The Street Finds its Own Uses for the Law of Unintended Consequences

My latest article for the O'Reilly Network is up, all about the magnificent power of innovation.

Constraint is the enemy of innovation. Blocks (and high-tech blocks, like Legos) are the darlings of educators and child-development specialists because they encourage open-ended play (likewise, the profitable trend to license Lego kits is bemoaned by the same educators because it constrains children's imaginations). Tamper-resistant seals and proprietary connectors discourage innovation through constraint.

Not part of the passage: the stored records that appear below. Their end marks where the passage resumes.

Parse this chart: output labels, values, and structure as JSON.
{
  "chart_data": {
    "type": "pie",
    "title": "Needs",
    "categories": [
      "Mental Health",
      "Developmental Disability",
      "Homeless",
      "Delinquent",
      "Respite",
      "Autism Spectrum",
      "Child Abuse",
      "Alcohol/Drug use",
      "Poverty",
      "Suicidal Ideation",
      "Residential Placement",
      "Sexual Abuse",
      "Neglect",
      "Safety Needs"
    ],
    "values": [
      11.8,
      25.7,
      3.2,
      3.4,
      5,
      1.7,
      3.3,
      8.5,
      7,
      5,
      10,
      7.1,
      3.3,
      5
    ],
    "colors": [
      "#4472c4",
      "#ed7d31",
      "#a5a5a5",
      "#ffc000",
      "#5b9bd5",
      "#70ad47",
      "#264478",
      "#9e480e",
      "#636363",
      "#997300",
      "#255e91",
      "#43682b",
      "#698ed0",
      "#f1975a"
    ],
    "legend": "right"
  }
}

The technological equivalent of the humble block is the Universal Turing Machine. Alan Turing, the father of modern computing, revolutionized computers with his realization that it was possible to replace all the special-purpose electronic computers of his day — one device for calculating one function, another to calculate another — with a single, meta-machine.

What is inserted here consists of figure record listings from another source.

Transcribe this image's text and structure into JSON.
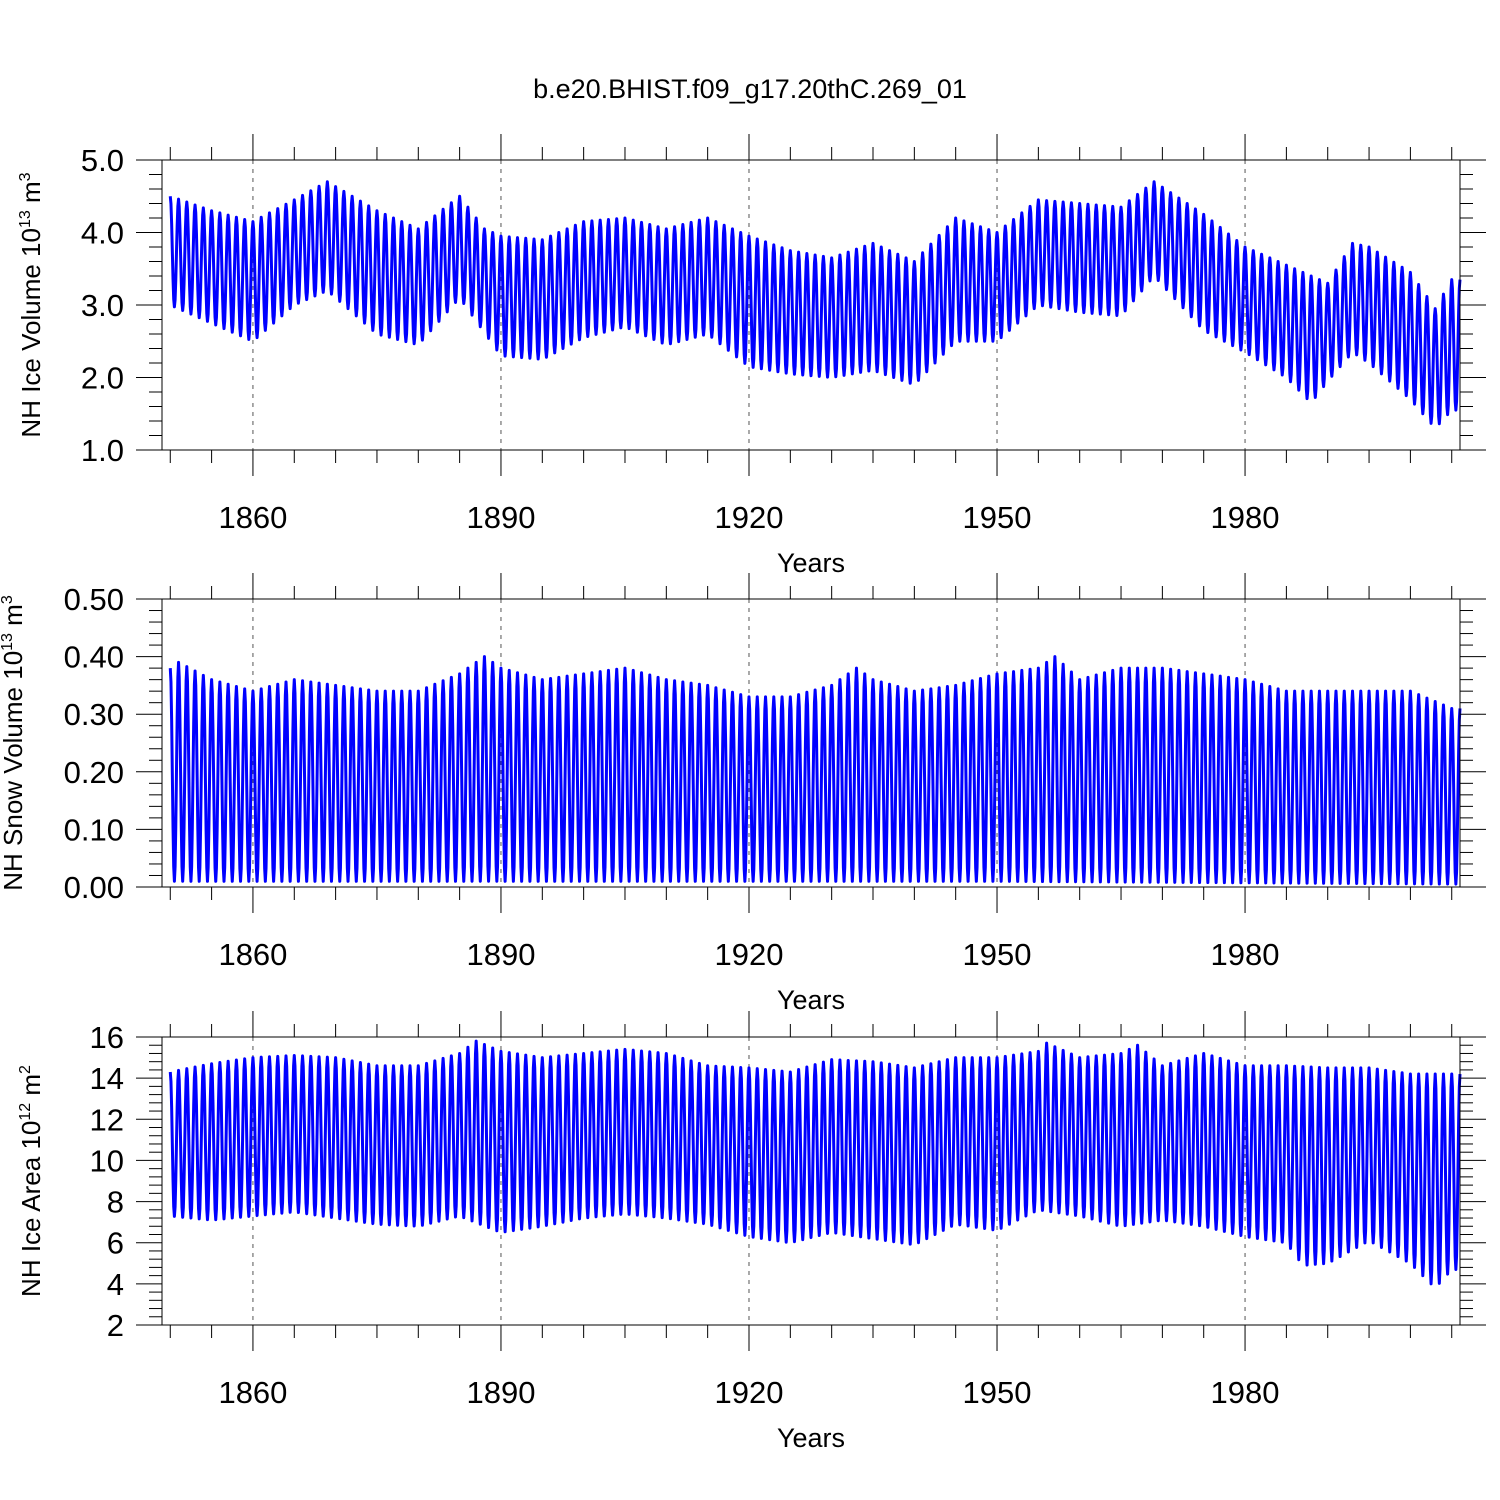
{
  "title": "b.e20.BHIST.f09_g17.20thC.269_01",
  "colors": {
    "series": "#0000ff",
    "axes": "#000000",
    "grid": "#555555",
    "background": "#ffffff"
  },
  "chart_data": [
    {
      "type": "line",
      "x_start": 1850.0,
      "x_end": 2006.0,
      "samples_per_year": 12,
      "xlim": [
        1849.0,
        2006.0
      ],
      "xticks": [
        1860,
        1890,
        1920,
        1950,
        1980
      ],
      "xlabel": "Years",
      "ylabel": {
        "text": "NH Ice Volume 10",
        "exp": "13",
        "unit": " m",
        "unit_exp": "3"
      },
      "ylim": [
        1.0,
        5.0
      ],
      "yticks": [
        "1.0",
        "2.0",
        "3.0",
        "4.0",
        "5.0"
      ],
      "grid": "vertical dashed at major x ticks",
      "annual_maxima": {
        "years": [
          1850,
          1855,
          1860,
          1865,
          1869,
          1875,
          1880,
          1885,
          1888,
          1890,
          1895,
          1900,
          1905,
          1910,
          1915,
          1920,
          1925,
          1930,
          1935,
          1940,
          1945,
          1950,
          1955,
          1960,
          1965,
          1969,
          1975,
          1980,
          1985,
          1990,
          1993,
          1995,
          2000,
          2003,
          2005
        ],
        "values": [
          4.5,
          4.3,
          4.15,
          4.45,
          4.7,
          4.3,
          4.05,
          4.5,
          4.05,
          3.95,
          3.9,
          4.15,
          4.2,
          4.05,
          4.2,
          3.95,
          3.75,
          3.65,
          3.85,
          3.6,
          4.2,
          4.0,
          4.45,
          4.4,
          4.35,
          4.7,
          4.25,
          3.8,
          3.55,
          3.3,
          3.85,
          3.8,
          3.45,
          2.95,
          3.35
        ]
      },
      "annual_minima": {
        "years": [
          1850,
          1855,
          1860,
          1865,
          1869,
          1875,
          1880,
          1885,
          1890,
          1895,
          1900,
          1905,
          1910,
          1915,
          1920,
          1925,
          1930,
          1935,
          1940,
          1945,
          1950,
          1955,
          1960,
          1965,
          1969,
          1975,
          1980,
          1985,
          1988,
          1990,
          1993,
          1995,
          2000,
          2003,
          2005
        ],
        "values": [
          3.0,
          2.75,
          2.5,
          3.0,
          3.2,
          2.6,
          2.45,
          3.1,
          2.3,
          2.25,
          2.55,
          2.7,
          2.45,
          2.6,
          2.15,
          2.05,
          2.0,
          2.1,
          1.9,
          2.5,
          2.5,
          3.0,
          2.9,
          2.85,
          3.4,
          2.65,
          2.35,
          2.0,
          1.65,
          1.95,
          2.35,
          2.2,
          1.7,
          1.3,
          1.55
        ]
      }
    },
    {
      "type": "line",
      "x_start": 1850.0,
      "x_end": 2006.0,
      "samples_per_year": 12,
      "xlim": [
        1849.0,
        2006.0
      ],
      "xticks": [
        1860,
        1890,
        1920,
        1950,
        1980
      ],
      "xlabel": "Years",
      "ylabel": {
        "text": "NH Snow Volume 10",
        "exp": "13",
        "unit": " m",
        "unit_exp": "3"
      },
      "ylim": [
        0.0,
        0.5
      ],
      "yticks": [
        "0.00",
        "0.10",
        "0.20",
        "0.30",
        "0.40",
        "0.50"
      ],
      "grid": "vertical dashed at major x ticks",
      "annual_maxima": {
        "years": [
          1850,
          1851,
          1855,
          1860,
          1865,
          1870,
          1875,
          1880,
          1885,
          1888,
          1890,
          1895,
          1900,
          1905,
          1910,
          1915,
          1920,
          1925,
          1930,
          1933,
          1935,
          1940,
          1945,
          1950,
          1955,
          1957,
          1960,
          1965,
          1970,
          1975,
          1980,
          1985,
          1990,
          1995,
          2000,
          2005
        ],
        "values": [
          0.38,
          0.39,
          0.36,
          0.34,
          0.36,
          0.35,
          0.34,
          0.34,
          0.37,
          0.4,
          0.38,
          0.36,
          0.37,
          0.38,
          0.36,
          0.35,
          0.33,
          0.33,
          0.35,
          0.38,
          0.36,
          0.34,
          0.35,
          0.37,
          0.38,
          0.4,
          0.36,
          0.38,
          0.38,
          0.37,
          0.36,
          0.34,
          0.34,
          0.34,
          0.34,
          0.31
        ]
      },
      "annual_minima": {
        "years": [
          1850,
          1900,
          1950,
          2006
        ],
        "values": [
          0.01,
          0.01,
          0.01,
          0.005
        ]
      }
    },
    {
      "type": "line",
      "x_start": 1850.0,
      "x_end": 2006.0,
      "samples_per_year": 12,
      "xlim": [
        1849.0,
        2006.0
      ],
      "xticks": [
        1860,
        1890,
        1920,
        1950,
        1980
      ],
      "xlabel": "Years",
      "ylabel": {
        "text": "NH Ice Area 10",
        "exp": "12",
        "unit": " m",
        "unit_exp": "2"
      },
      "ylim": [
        2,
        16
      ],
      "yticks": [
        "2",
        "4",
        "6",
        "8",
        "10",
        "12",
        "14",
        "16"
      ],
      "grid": "vertical dashed at major x ticks",
      "annual_maxima": {
        "years": [
          1850,
          1855,
          1860,
          1865,
          1870,
          1875,
          1880,
          1885,
          1887,
          1890,
          1895,
          1900,
          1905,
          1910,
          1915,
          1920,
          1925,
          1930,
          1935,
          1940,
          1945,
          1950,
          1955,
          1956,
          1960,
          1965,
          1967,
          1970,
          1975,
          1980,
          1985,
          1990,
          1995,
          2000,
          2005
        ],
        "values": [
          14.3,
          14.7,
          15.0,
          15.1,
          15.0,
          14.6,
          14.6,
          15.2,
          15.8,
          15.3,
          15.0,
          15.2,
          15.4,
          15.2,
          14.6,
          14.5,
          14.3,
          14.9,
          14.8,
          14.5,
          15.0,
          15.0,
          15.3,
          15.7,
          15.0,
          15.2,
          15.6,
          14.6,
          15.2,
          14.6,
          14.6,
          14.5,
          14.5,
          14.2,
          14.2
        ]
      },
      "annual_minima": {
        "years": [
          1850,
          1855,
          1860,
          1865,
          1870,
          1875,
          1880,
          1885,
          1890,
          1895,
          1900,
          1905,
          1910,
          1915,
          1920,
          1925,
          1930,
          1935,
          1940,
          1945,
          1950,
          1955,
          1960,
          1965,
          1970,
          1975,
          1980,
          1985,
          1987,
          1990,
          1995,
          2000,
          2003,
          2005
        ],
        "values": [
          7.3,
          7.1,
          7.3,
          7.5,
          7.2,
          6.9,
          6.8,
          7.3,
          6.5,
          6.8,
          7.2,
          7.4,
          7.2,
          6.9,
          6.3,
          6.0,
          6.5,
          6.2,
          5.9,
          6.9,
          6.6,
          7.6,
          7.3,
          6.8,
          7.1,
          6.8,
          6.3,
          6.0,
          4.9,
          5.0,
          6.1,
          5.0,
          3.8,
          4.7
        ]
      }
    }
  ]
}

This Universal Machine — the foundation of the microprocessor in your watch, alarm clock, VCR, laptop and singing greeting card — is capable of performing any task that can be expressed mathematically. The Universal Machine ushered in an era of unprecedented innovation. It was the protean, primordial goo that was stretched and deformed and smooshed into every corner of human existence.


Turing's Machine gave us an aesthetic of mutability. Our world is increasingly full of configurable artifacts. The Transmeta chip changes its computing characteristics in response to software instructions, software-defined radio opens the possibility of a single card that can emulate a cell phone, an 802.11b card, or a digital TV receiver. Nanotechnology promises a world of Utility Fogs and smart matter that dynamically reconfigures meatspace as we move through it, optimizing reality to suit our needs.